Ive seen both the sentiment of "oh Aaron is gonna be slandered as crazy" and exactly what the sentiment warns of- "we can't valorize suicide from the mentally ill". And the first isn't wrong, because society at large does view the "crazy" as lacking political agency, but it's lacking.
Bushnell had been trying very hard to get out of his military contract without being imprisoned at best, while witnessing genocide and knowing he was complicit.
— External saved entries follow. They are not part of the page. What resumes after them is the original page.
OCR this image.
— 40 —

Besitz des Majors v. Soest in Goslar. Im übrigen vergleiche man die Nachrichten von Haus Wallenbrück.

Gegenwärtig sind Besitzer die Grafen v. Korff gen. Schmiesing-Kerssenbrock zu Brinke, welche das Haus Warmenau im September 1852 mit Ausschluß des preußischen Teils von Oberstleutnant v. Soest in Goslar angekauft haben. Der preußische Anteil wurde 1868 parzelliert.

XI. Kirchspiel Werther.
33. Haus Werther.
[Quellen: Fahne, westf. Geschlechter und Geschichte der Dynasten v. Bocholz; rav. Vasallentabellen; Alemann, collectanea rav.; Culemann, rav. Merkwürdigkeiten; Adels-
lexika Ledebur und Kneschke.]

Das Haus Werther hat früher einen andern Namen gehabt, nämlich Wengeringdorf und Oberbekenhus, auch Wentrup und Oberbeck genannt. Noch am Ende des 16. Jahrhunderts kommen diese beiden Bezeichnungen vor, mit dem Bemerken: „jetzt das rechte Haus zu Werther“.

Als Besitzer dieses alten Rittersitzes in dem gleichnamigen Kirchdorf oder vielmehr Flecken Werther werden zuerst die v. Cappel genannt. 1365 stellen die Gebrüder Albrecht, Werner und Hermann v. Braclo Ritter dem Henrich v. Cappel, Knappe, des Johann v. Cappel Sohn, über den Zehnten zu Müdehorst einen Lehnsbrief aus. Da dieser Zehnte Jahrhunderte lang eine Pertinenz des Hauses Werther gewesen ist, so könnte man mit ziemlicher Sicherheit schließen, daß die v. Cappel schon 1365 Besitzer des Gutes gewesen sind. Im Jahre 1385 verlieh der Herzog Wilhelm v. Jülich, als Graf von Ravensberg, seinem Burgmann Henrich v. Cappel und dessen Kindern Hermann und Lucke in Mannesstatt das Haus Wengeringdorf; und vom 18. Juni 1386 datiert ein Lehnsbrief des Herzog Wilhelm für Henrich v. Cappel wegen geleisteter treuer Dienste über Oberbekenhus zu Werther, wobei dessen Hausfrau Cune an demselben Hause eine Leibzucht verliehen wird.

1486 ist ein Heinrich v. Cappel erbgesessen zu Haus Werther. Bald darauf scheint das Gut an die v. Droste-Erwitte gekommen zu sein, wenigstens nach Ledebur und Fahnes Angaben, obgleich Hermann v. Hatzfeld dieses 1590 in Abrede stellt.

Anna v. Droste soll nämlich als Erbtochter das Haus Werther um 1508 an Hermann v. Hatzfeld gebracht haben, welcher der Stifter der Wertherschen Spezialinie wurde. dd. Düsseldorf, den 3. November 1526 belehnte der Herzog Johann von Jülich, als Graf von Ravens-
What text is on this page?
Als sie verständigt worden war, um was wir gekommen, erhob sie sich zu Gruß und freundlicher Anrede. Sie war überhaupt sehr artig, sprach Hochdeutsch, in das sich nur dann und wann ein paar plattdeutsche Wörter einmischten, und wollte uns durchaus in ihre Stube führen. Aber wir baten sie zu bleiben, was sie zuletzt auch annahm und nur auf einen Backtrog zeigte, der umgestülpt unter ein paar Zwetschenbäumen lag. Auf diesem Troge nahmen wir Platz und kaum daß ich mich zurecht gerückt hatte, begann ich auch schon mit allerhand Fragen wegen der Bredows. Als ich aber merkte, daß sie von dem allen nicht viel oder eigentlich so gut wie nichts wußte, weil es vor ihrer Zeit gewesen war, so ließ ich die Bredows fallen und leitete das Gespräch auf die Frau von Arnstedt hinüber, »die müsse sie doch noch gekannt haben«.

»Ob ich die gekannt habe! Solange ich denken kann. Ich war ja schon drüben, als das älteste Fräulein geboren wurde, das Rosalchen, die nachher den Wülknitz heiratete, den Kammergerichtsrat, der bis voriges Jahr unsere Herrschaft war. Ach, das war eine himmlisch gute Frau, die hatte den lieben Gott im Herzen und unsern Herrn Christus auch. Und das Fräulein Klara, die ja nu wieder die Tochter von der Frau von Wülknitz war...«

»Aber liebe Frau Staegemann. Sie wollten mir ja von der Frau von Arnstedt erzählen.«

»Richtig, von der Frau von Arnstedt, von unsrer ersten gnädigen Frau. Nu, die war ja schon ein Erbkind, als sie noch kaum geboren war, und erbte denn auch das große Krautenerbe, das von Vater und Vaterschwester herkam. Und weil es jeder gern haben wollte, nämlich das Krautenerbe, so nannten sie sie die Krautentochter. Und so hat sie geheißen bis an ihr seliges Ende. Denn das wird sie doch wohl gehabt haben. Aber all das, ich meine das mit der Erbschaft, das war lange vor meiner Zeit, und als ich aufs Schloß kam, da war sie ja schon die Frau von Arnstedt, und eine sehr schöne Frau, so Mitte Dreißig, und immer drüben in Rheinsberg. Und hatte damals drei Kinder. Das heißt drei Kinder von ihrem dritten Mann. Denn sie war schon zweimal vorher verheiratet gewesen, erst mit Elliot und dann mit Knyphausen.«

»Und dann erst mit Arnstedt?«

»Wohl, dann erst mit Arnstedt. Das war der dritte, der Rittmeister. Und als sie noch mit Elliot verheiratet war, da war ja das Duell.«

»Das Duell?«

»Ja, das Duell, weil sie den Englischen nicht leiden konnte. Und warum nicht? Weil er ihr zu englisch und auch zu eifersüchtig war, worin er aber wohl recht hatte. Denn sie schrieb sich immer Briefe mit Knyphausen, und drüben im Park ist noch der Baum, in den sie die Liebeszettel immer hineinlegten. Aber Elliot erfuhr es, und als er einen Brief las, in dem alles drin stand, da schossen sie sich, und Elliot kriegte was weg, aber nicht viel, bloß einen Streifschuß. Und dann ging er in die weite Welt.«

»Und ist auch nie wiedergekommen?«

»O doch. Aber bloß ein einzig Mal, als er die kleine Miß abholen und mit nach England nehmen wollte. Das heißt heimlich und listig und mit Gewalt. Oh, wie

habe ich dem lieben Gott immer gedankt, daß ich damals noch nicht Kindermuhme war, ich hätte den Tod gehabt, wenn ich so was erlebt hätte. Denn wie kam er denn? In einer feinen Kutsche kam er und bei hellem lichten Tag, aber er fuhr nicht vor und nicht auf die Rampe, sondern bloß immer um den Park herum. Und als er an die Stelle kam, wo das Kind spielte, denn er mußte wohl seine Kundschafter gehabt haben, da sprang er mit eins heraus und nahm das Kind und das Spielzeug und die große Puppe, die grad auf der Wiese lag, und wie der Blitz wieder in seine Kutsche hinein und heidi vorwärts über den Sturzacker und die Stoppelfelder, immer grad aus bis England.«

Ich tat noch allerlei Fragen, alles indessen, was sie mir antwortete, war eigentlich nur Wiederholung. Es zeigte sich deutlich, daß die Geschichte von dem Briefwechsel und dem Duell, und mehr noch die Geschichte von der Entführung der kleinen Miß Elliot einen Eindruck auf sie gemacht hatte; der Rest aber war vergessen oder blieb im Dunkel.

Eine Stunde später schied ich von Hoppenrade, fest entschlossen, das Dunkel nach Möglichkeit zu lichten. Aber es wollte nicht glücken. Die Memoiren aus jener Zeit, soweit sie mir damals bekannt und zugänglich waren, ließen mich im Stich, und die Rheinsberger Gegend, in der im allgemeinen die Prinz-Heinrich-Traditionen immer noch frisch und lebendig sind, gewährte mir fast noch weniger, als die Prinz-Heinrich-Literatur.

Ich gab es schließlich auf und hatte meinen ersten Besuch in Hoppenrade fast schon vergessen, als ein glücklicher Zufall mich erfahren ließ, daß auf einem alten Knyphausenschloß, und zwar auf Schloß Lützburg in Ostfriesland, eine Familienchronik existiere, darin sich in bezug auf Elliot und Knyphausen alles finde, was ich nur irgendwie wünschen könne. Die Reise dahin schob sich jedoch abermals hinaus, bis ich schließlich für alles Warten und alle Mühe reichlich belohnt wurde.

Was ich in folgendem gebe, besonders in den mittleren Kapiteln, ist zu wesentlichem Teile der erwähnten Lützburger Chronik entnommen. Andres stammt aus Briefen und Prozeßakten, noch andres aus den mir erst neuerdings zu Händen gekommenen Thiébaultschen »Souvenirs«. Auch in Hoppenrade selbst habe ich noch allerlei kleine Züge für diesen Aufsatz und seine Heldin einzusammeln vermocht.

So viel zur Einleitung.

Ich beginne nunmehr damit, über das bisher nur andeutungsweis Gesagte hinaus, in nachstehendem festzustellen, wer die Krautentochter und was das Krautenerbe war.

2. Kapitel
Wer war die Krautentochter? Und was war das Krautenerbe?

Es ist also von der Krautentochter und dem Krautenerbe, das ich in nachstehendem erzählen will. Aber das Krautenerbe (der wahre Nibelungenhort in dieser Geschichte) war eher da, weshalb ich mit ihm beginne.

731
He may not have had clinical depression normally, but that would inspire a mental rational response of situational depression (and yes, mental health issues can be a rational response to horrible circumstances). Further, I know of instances of self immolation that WERE done by people who did have long standing mental health issues and were done to protest the treatment they'd experienced that caused them and that resulted from their existence. Mental illness and divergence from the norm is more complicated than just "these people are incapable of rationality, they are incapable of political thought, and they are incapable of agency".